As I sat with patients and families each week, it became clear how I could use the VITAS project to not just “design” a new website, but to alleviate problems with the hospice experience. I understood how we could use the site navigation and homepage to address some of these themes. And how integrated marketing capabilities could help with awareness and misconceptions. I had built a level of empathy that made me a better problem solver and advocate for hospice patients and their families.

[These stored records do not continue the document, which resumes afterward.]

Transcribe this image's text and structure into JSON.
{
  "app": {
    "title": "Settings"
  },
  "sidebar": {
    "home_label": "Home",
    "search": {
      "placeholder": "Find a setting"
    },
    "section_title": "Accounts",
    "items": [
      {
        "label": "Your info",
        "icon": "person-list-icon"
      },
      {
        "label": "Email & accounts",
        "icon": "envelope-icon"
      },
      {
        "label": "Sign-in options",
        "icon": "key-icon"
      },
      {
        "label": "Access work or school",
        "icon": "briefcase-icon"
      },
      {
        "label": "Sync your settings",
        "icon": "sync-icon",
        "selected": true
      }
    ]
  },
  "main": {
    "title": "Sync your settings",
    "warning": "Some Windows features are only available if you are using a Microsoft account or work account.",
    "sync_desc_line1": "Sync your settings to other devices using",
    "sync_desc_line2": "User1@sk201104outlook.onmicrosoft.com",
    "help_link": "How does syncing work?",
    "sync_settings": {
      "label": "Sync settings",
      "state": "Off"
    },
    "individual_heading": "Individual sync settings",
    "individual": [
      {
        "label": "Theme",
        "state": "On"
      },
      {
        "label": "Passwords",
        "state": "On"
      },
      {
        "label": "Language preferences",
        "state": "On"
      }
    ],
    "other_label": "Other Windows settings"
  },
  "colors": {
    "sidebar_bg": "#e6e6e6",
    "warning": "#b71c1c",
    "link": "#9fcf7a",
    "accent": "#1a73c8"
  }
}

Ultimately there are some problems that we cannot solve but understanding the scope of what we can control through our work allows us to serve others in a more meaningful way.  


CHELSEA BRIGG
Chelsea is a Senior Design Strategist with the CCSQ Human-Centered Design Center of Excellence (HCD CoE). For more than a decade she has led mixed methods user research for science, health, and public policy organizations such as National Geographic, Johns Hopkins Medicine, Penn Medicine, Medicare/Medicaid, and Mathematica Policy Research. In 2016, Chelsea earned her Master of Science in Human-Centered Computing from the University of Maryland, where she studied as a Computing Research Association scholar.